Good government has a mandatory element: it must control power. Humans are prone to grasp and abuse power. Some claim it for worthwhile things—with power, they could do much good. Others begin and end with dishonorable intentions that bring havoc and misery. Regardless of intent, power rarely remains uncorrupted. As Lord Acton of Britain said, “Power tends to corrupt, and absolute power corrupts absolutely.”
Our gifted original Constitution controls power by dividing it between the branches of government. Isaiah explained it to the Founders: “For the Lord is our judge; the Lord is our lawgiver; the Lord is our king” (Isaiah 33:22). The checks and balances in the Constitution created a balanced, working whole to divide power so everybody got some but nobody gets it all. Congress was to make the rules, the executive would enforce them, the courts would stabilize them.
Three methods to select leaders further brokered power: the people selected the House of Representatives, the states selected the Senate, and the very workable electoral college, which is not understood today, gave us a chief executive. Citizens held veto power because they chose those who wrote state and federal laws.
The Constitution is profoundly more than political rules. It is human nature in writing—a control on man’s greed for power. While they were optimistic about America’s future, our Framers were also realists. They knew man’s duality—the good and evil in each of us. In the words of James Madison: “As there is a degree of depravity in mankind which requires a certain . . . distrust, so there are other qualities in human nature which justify . . . esteem and confidence.” Their intent was to encourage virtue and restrict vice. The Constitution did so brilliantly; it is genius in written form.

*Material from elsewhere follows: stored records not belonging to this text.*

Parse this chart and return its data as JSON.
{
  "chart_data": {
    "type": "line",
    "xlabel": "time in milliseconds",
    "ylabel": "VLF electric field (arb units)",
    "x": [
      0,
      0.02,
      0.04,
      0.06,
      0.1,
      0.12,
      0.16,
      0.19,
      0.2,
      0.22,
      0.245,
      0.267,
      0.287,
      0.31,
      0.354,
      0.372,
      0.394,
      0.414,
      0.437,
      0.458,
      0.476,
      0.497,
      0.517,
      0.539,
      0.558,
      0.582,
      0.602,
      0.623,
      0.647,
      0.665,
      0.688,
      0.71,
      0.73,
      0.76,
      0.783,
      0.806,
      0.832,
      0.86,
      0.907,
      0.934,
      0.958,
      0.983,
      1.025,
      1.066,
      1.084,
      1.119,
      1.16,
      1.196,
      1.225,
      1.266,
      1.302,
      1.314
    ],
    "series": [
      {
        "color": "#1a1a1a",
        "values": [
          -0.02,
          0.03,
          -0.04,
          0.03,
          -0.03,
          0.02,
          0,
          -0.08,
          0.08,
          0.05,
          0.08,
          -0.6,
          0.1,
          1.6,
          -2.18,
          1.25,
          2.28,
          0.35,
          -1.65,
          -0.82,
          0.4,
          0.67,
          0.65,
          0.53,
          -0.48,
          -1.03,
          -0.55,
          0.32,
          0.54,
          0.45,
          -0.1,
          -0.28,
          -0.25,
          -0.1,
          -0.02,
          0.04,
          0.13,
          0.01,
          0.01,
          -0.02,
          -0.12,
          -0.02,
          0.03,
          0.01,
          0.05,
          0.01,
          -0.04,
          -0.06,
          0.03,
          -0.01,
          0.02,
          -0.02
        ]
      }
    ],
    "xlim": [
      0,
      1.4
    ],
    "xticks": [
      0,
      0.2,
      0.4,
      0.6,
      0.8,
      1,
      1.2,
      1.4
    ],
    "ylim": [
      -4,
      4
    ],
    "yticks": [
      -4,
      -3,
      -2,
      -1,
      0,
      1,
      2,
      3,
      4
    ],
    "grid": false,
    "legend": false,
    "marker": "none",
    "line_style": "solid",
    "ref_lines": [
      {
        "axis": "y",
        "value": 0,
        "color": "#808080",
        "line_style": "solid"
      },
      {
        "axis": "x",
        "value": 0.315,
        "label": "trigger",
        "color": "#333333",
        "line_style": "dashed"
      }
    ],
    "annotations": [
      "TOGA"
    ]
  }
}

As further protection against mayhem, changes to the system would require time, effort and broad support. Flippant, wanton destruction of inalienable rights would undo their inspired plan, so change was made deliberately difficult. Those who crave power accuse the Constitution of being slow and antiquated. It is not antiquated but it is, indeed, slow, and for a very good reason—your protection.
America created what most of Earth’s travelers have clamored for: personal liberty. Our system worked beautifully. It produced the greatest prosperity in modern history. After little more than a century under the Constitution, America produced 50% of the world’s goods with only 5% of her land mass and 6% of her population. That is success!
Enemies have set their sights on America. They say our founding document is unwieldy, outdated, unworkable. They smugly applaud their piecemeal chop job that has damaged our founding document. Yet history proves the durability of the Founders’ system. We just need to get back to the original principles and follow them.
Unfortunately, we haven’t been paying attention. We’ve been distracted while the division of power has been scrambled like eggs in an omelet. Presidents are writing laws by executive order, which they aren’t supposed to do, the court system is full of itself, and Congress is locked into sibling rivalry and can’t remember why it’s involved. We are badly in need of restoration.
Most of today’s young people don’t “get” the Constitution because the public schools no longer teach it. Yet it underlies everything we hold dear, and without it, America would be an unfriendly place. We must teach the Constitution in our homes and demand its return to the schools. (FYI, Common Core appears to have never heard of our founding document and a good share of our history.)
If we choose to refurbish liberty and redecorate the halls of national pride, we’ve got to study our founding document. We are losing it partly because we don’t understand it, and we rarely prize what we don’t understand. Again, Isaiah nails the concept: “Therefore, my people are gone into captivity because they have no knowledge.” (Isaiah 5:13) When we “get it”, we value it—the Constitution of the United States. Spend time with it; it needs our attention.